Nearly everyone is familiar with permaculture (not far from the original Permaculture Research Institute) and shares the literature, but most are content with a kitchen garden and some citrus.
The village has a single shop and community hall.
Those who are communally minded congregate at the shop daily (ostensibly for coffee), where we give away seeds, plants and crates full of produce.
We also keep a table for free second-hand goods and a rotating library of books and movies.
People come to pick up their mail and are roped into helping out at the hall, where we have monthly music and weekly affordable meals-to-go.
Community gardens are in the local school, as most of the public land is subject to toxic railway runoff.

The next village over the hills (where I used to live) has a tight-knit community that celebrates and supports a very artistic and alternative population.
They are very politically active and provide community oversight of their natural resources.
When logging or water extraction businesses don't follow regulations, the community collectively walks in front of the trucks and refuse to let them pass.
They take notes and get photo evidence of wrongdoing and forward it to all the relevant authorities and the local environmental centers for independent prosecution.

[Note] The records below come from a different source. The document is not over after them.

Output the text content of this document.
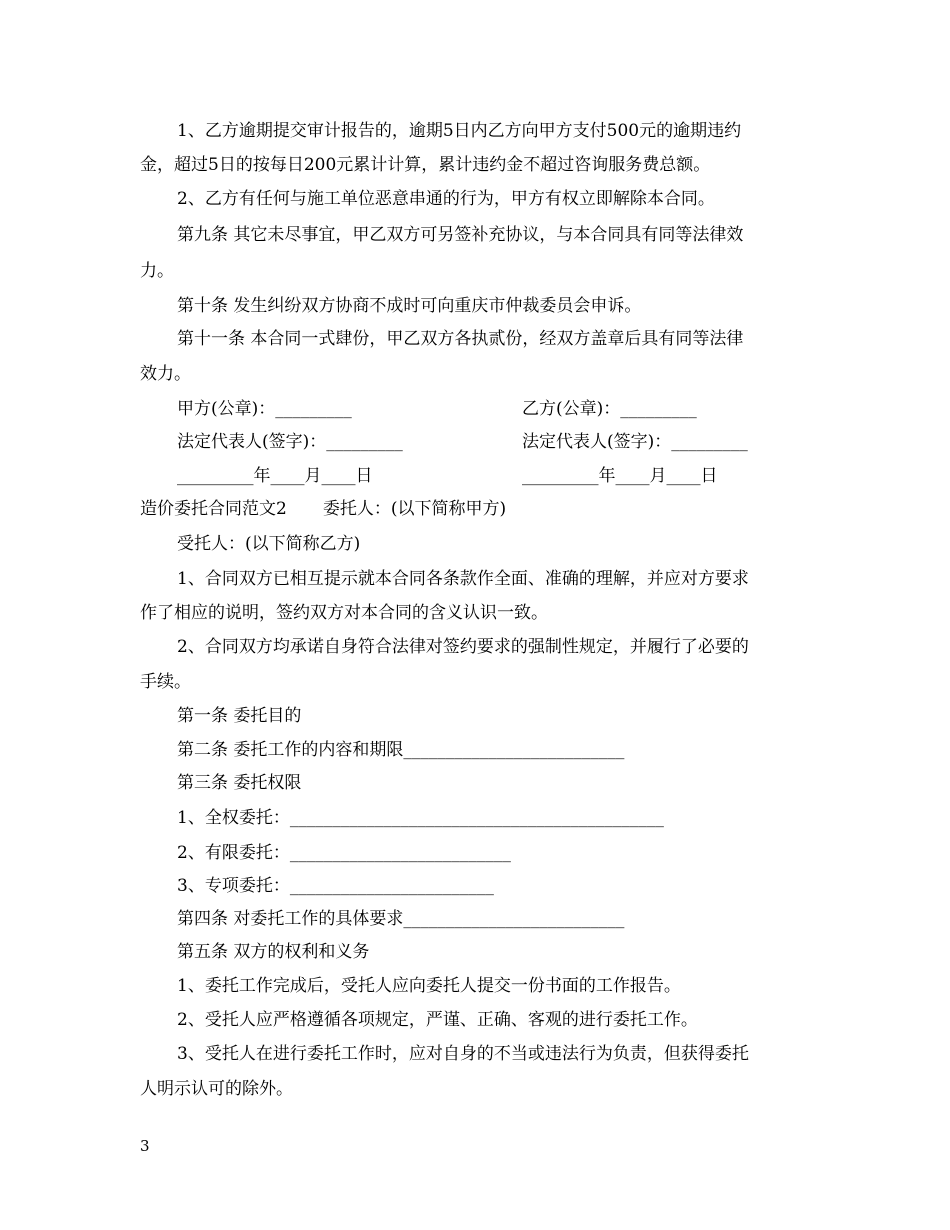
1、乙方逾期提交审计报告的，逾期5日内乙方向甲方支付500元的逾期违约
金，超过5日的按每日200元累计计算，累计违约金不超过咨询服务费总额。
2、乙方有任何与施工单位恶意串通的行为，甲方有权立即解除本合同。
第九条 其它未尽事宜，甲乙双方可另签补充协议，与本合同具有同等法律效
力。
第十条 发生纠纷双方协商不成时可向重庆市仲裁委员会申诉。
第十一条 本合同一式肆份，甲乙双方各执贰份，经双方盖章后具有同等法律
效力。
甲方(公章)：_________	乙方(公章)：_________
法定代表人(签字)：_________	法定代表人(签字)：_________
_________年____月____日	_________年____月____日
造价委托合同范文2 委托人：(以下简称甲方)
受托人：(以下简称乙方)
1、合同双方已相互提示就本合同各条款作全面、准确的理解，并应对方要求
作了相应的说明，签约双方对本合同的含义认识一致。
2、合同双方均承诺自身符合法律对签约要求的强制性规定，并履行了必要的
手续。
第一条 委托目的
第二条 委托工作的内容和期限__________________________
第三条 委托权限
1、全权委托：____________________________________________
2、有限委托：__________________________
3、专项委托：________________________
第四条 对委托工作的具体要求__________________________
第五条 双方的权利和义务
1、委托工作完成后，受托人应向委托人提交一份书面的工作报告。
2、受托人应严格遵循各项规定，严谨、正确、客观的进行委托工作。
3、受托人在进行委托工作时，应对自身的不当或违法行为负责，但获得委托
人明示认可的除外。
3
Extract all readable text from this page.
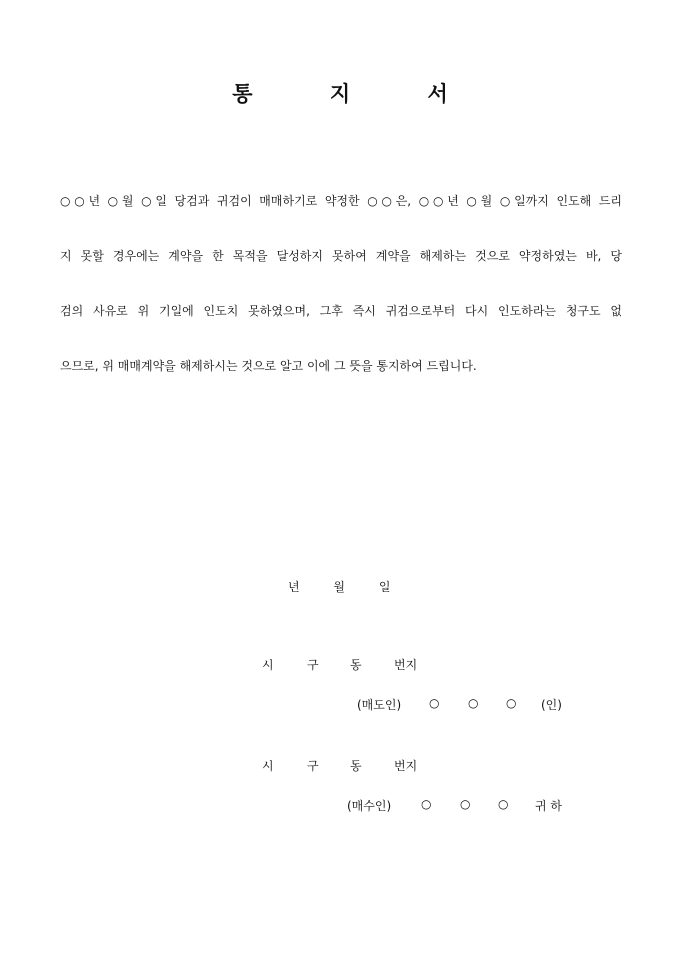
통	지	서
○○년 ○월 ○일 당검과 귀검이 매매하기로 약정한 ○○은, ○○년 ○월 ○일까지 인도해 드리
지 못할 경우에는 계약을 한 목적을 달성하지 못하여 계약을 해제하는 것으로 약정하였는 바, 당
검의 사유로 위 기일에 인도치 못하였으며, 그후 즉시 귀검으로부터 다시 인도하라는 청구도 없
으므로, 위 매매계약을 해제하시는 것으로 알고 이에 그 뜻을 통지하여 드립니다.
년	월	일
시	구	동	번지
(매도인) ○ ○ ○ (인)
시	구	동	번지
(매수인) ○ ○ ○ 귀 하
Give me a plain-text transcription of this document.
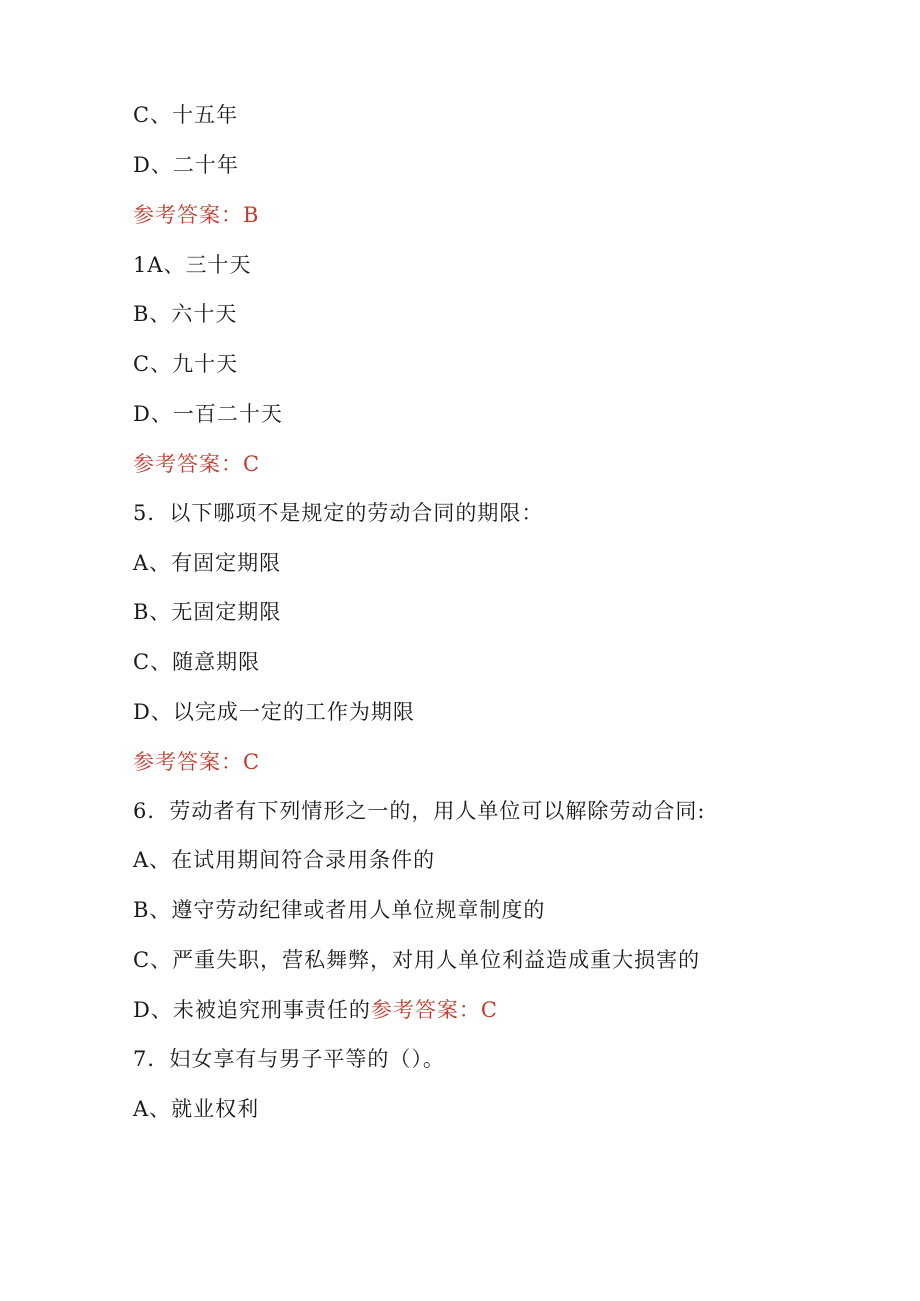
C、十五年
D、二十年
参考答案：B
1A、三十天
B、六十天
C、九十天
D、一百二十天
参考答案：C
5．以下哪项不是规定的劳动合同的期限：
A、有固定期限
B、无固定期限
C、随意期限
D、以完成一定的工作为期限
参考答案：C
6．劳动者有下列情形之一的，用人单位可以解除劳动合同:
A、在试用期间符合录用条件的
B、遵守劳动纪律或者用人单位规章制度的
C、严重失职，营私舞弊，对用人单位利益造成重大损害的
D、未被追究刑事责任的参考答案：C
7．妇女享有与男子平等的（）。
A、就业权利
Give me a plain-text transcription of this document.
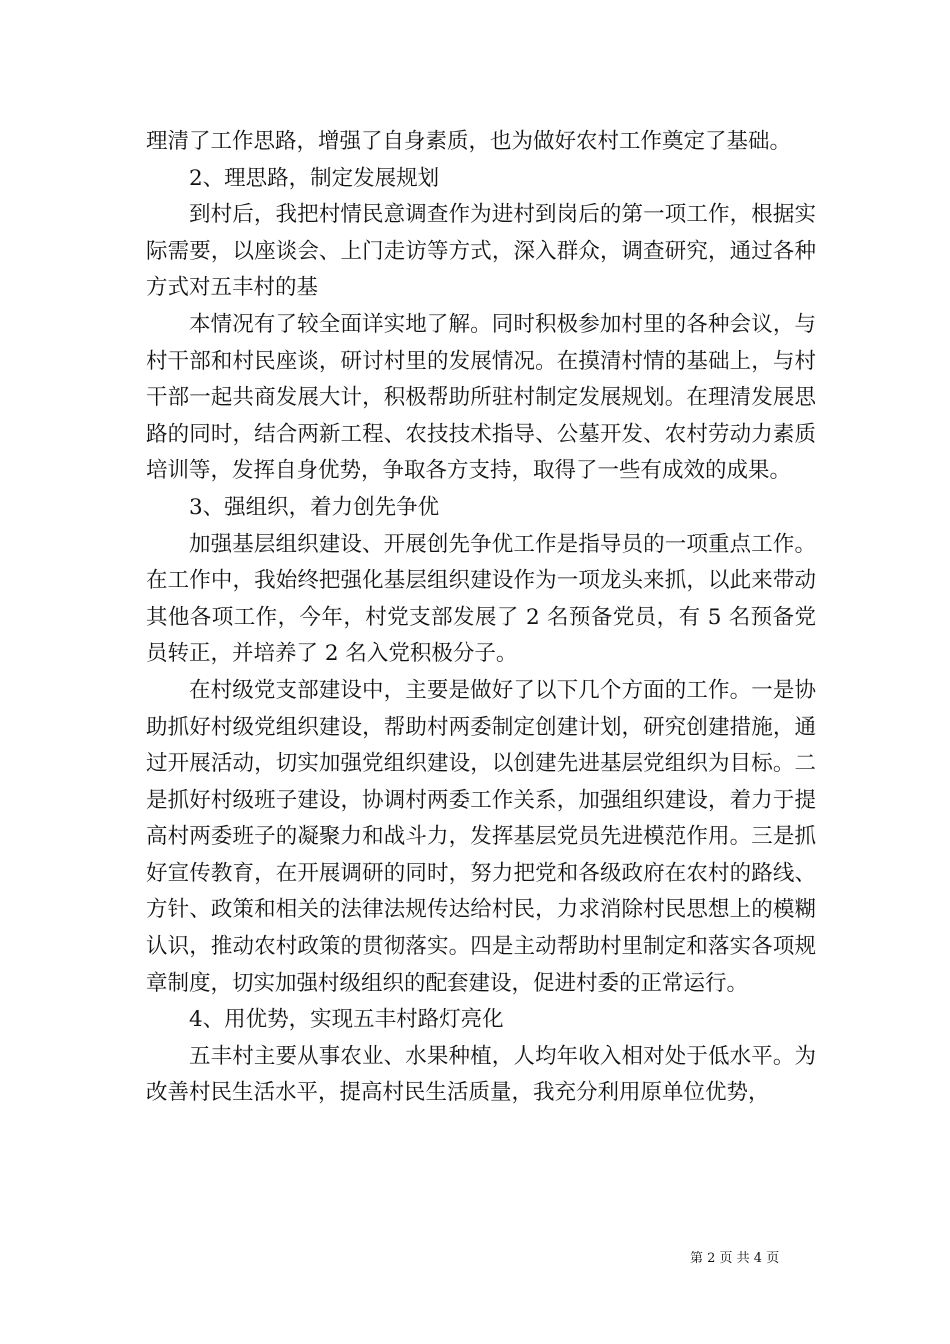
理清了工作思路，增强了自身素质，也为做好农村工作奠定了基础。

2、理思路，制定发展规划

到村后，我把村情民意调查作为进村到岗后的第一项工作，根据实际需要，以座谈会、上门走访等方式，深入群众，调查研究，通过各种方式对五丰村的基

本情况有了较全面详实地了解。同时积极参加村里的各种会议，与村干部和村民座谈，研讨村里的发展情况。在摸清村情的基础上，与村干部一起共商发展大计，积极帮助所驻村制定发展规划。在理清发展思路的同时，结合两新工程、农技技术指导、公墓开发、农村劳动力素质培训等，发挥自身优势，争取各方支持，取得了一些有成效的成果。

3、强组织，着力创先争优

加强基层组织建设、开展创先争优工作是指导员的一项重点工作。在工作中，我始终把强化基层组织建设作为一项龙头来抓，以此来带动其他各项工作，今年，村党支部发展了 2 名预备党员，有 5 名预备党员转正，并培养了 2 名入党积极分子。

在村级党支部建设中，主要是做好了以下几个方面的工作。一是协助抓好村级党组织建设，帮助村两委制定创建计划，研究创建措施，通过开展活动，切实加强党组织建设，以创建先进基层党组织为目标。二是抓好村级班子建设，协调村两委工作关系，加强组织建设，着力于提高村两委班子的凝聚力和战斗力，发挥基层党员先进模范作用。三是抓好宣传教育，在开展调研的同时，努力把党和各级政府在农村的路线、方针、政策和相关的法律法规传达给村民，力求消除村民思想上的模糊认识，推动农村政策的贯彻落实。四是主动帮助村里制定和落实各项规章制度，切实加强村级组织的配套建设，促进村委的正常运行。

4、用优势，实现五丰村路灯亮化

五丰村主要从事农业、水果种植，人均年收入相对处于低水平。为改善村民生活水平，提高村民生活质量，我充分利用原单位优势，

第 2 页 共 4 页
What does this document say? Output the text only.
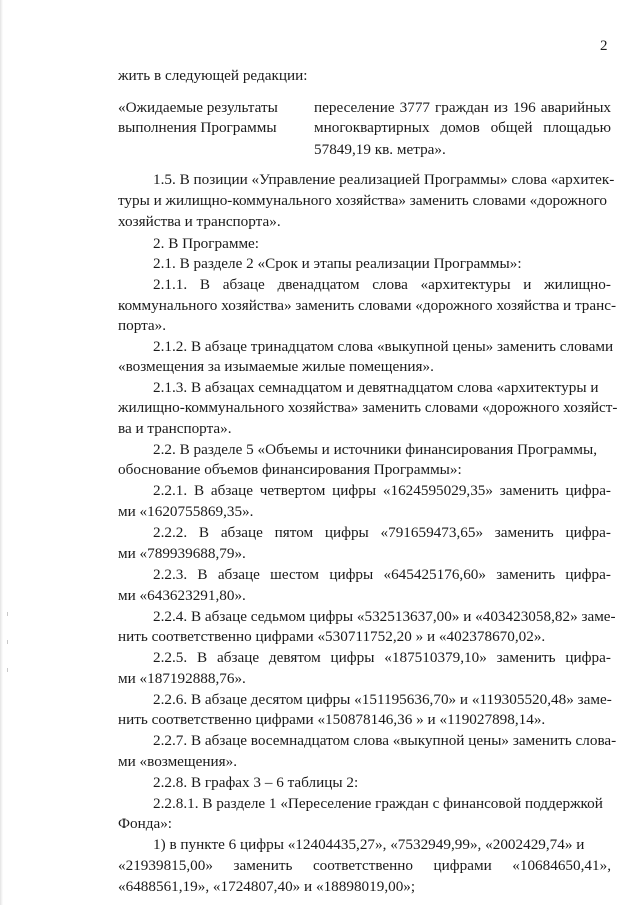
2
жить в следующей редакции:
«Ожидаемые результаты переселение 3777 граждан из 196 аварийных
выполнения Программы многоквартирных домов общей площадью
57849,19 кв. метра».
1.5. В позиции «Управление реализацией Программы» слова «архитек-
туры и жилищно-коммунального хозяйства» заменить словами «дорожного
хозяйства и транспорта».
2. В Программе:
2.1. В разделе 2 «Срок и этапы реализации Программы»:
2.1.1. В абзаце двенадцатом слова «архитектуры и жилищно-
коммунального хозяйства» заменить словами «дорожного хозяйства и транс-
порта».
2.1.2. В абзаце тринадцатом слова «выкупной цены» заменить словами
«возмещения за изымаемые жилые помещения».
2.1.3. В абзацах семнадцатом и девятнадцатом слова «архитектуры и
жилищно-коммунального хозяйства» заменить словами «дорожного хозяйст-
ва и транспорта».
2.2. В разделе 5 «Объемы и источники финансирования Программы,
обоснование объемов финансирования Программы»:
2.2.1. В абзаце четвертом цифры «1624595029,35» заменить цифра-
ми «1620755869,35».
2.2.2. В абзаце пятом цифры «791659473,65» заменить цифра-
ми «789939688,79».
2.2.3. В абзаце шестом цифры «645425176,60» заменить цифра-
ми «643623291,80».
2.2.4. В абзаце седьмом цифры «532513637,00» и «403423058,82» заме-
нить соответственно цифрами «530711752,20 » и «402378670,02».
2.2.5. В абзаце девятом цифры «187510379,10» заменить цифра-
ми «187192888,76».
2.2.6. В абзаце десятом цифры «151195636,70» и «119305520,48» заме-
нить соответственно цифрами «150878146,36 » и «119027898,14».
2.2.7. В абзаце восемнадцатом слова «выкупной цены» заменить слова-
ми «возмещения».
2.2.8. В графах 3 – 6 таблицы 2:
2.2.8.1. В разделе 1 «Переселение граждан с финансовой поддержкой
Фонда»:
1) в пункте 6 цифры «12404435,27», «7532949,99», «2002429,74» и
«21939815,00» заменить соответственно цифрами «10684650,41»,
«6488561,19», «1724807,40» и «18898019,00»;
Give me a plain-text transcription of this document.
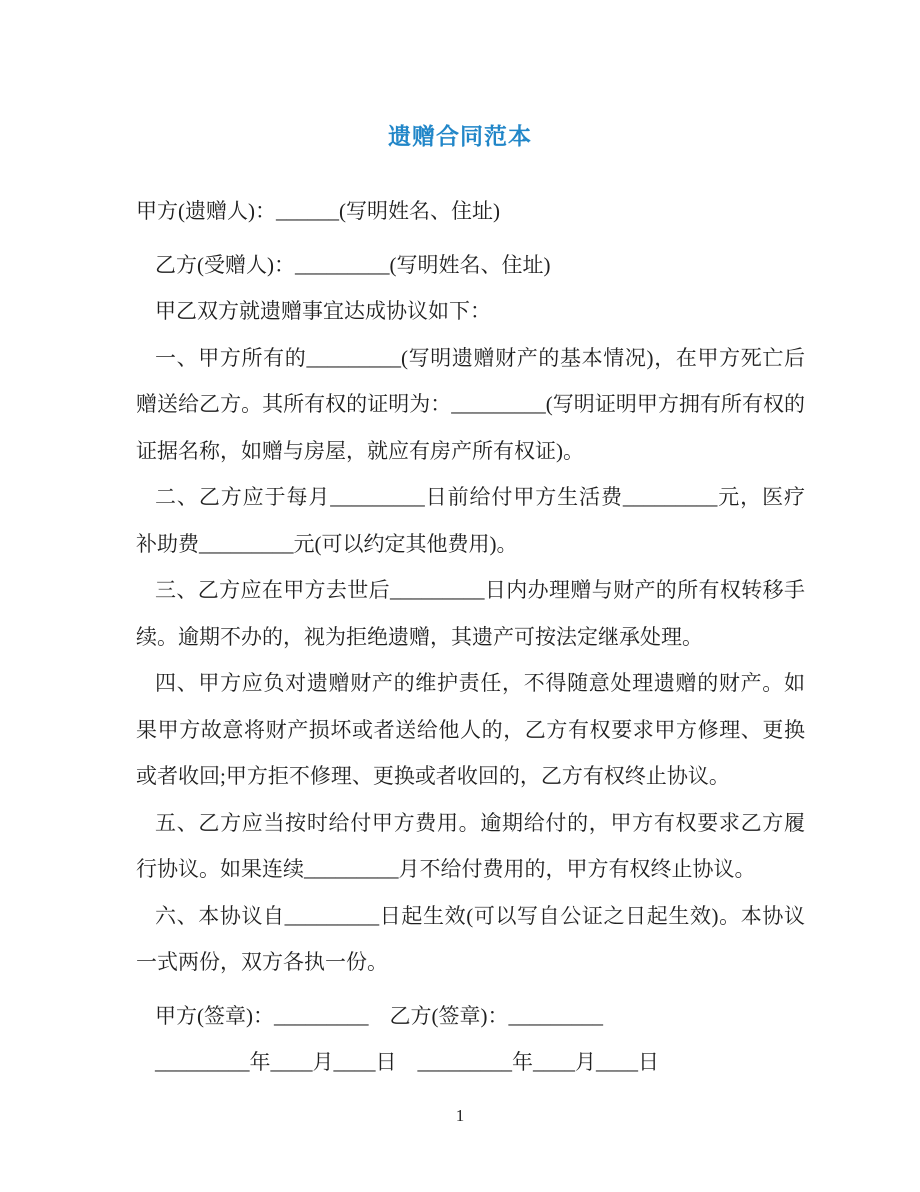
遗赠合同范本

甲方(遗赠人)：______(写明姓名、住址)

乙方(受赠人)：_________(写明姓名、住址)

甲乙双方就遗赠事宜达成协议如下：

一、甲方所有的_________(写明遗赠财产的基本情况)，在甲方死亡后赠送给乙方。其所有权的证明为：_________(写明证明甲方拥有所有权的证据名称，如赠与房屋，就应有房产所有权证)。

二、乙方应于每月_________日前给付甲方生活费_________元，医疗补助费_________元(可以约定其他费用)。

三、乙方应在甲方去世后_________日内办理赠与财产的所有权转移手续。逾期不办的，视为拒绝遗赠，其遗产可按法定继承处理。

四、甲方应负对遗赠财产的维护责任，不得随意处理遗赠的财产。如果甲方故意将财产损坏或者送给他人的，乙方有权要求甲方修理、更换或者收回;甲方拒不修理、更换或者收回的，乙方有权终止协议。

五、乙方应当按时给付甲方费用。逾期给付的，甲方有权要求乙方履行协议。如果连续_________月不给付费用的，甲方有权终止协议。

六、本协议自_________日起生效(可以写自公证之日起生效)。本协议一式两份，双方各执一份。

甲方(签章)：_________　乙方(签章)：_________

_________年____月____日　_________年____月____日

1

Both communities mobilized against fracking when exploration licenses were granted a few years ago.
Information nights held, conversations had.
Every road was separately surveyed by the community for its opposition and each now bears signage 'Lock the Gate - no coal seam gas'.
Technically, we had no right to refuse entry.
But technically, fracking workers have no right to remove a padlock.

There's many dedicated protesters here and a local group of activist grandmothers who lock-on to excavators and gates in other towns where fracking was going ahead and they knit scarves while riot police remove them at the behest of governments and corporations.
One fracking operation was stopped in its tracks. The media started to question the 'social license' of mining companies and other towns in other states realized they could say No and ask for the help of these protest groups.
The community was strengthened by the effectiveness of its civil disobedience and the organizational infrastructure (FB groups, mailing lists, phone lists) has been transferable to new issues that require community opposition and dissent.

Such community feels like a last bastion against environmental destruction and I cherish it.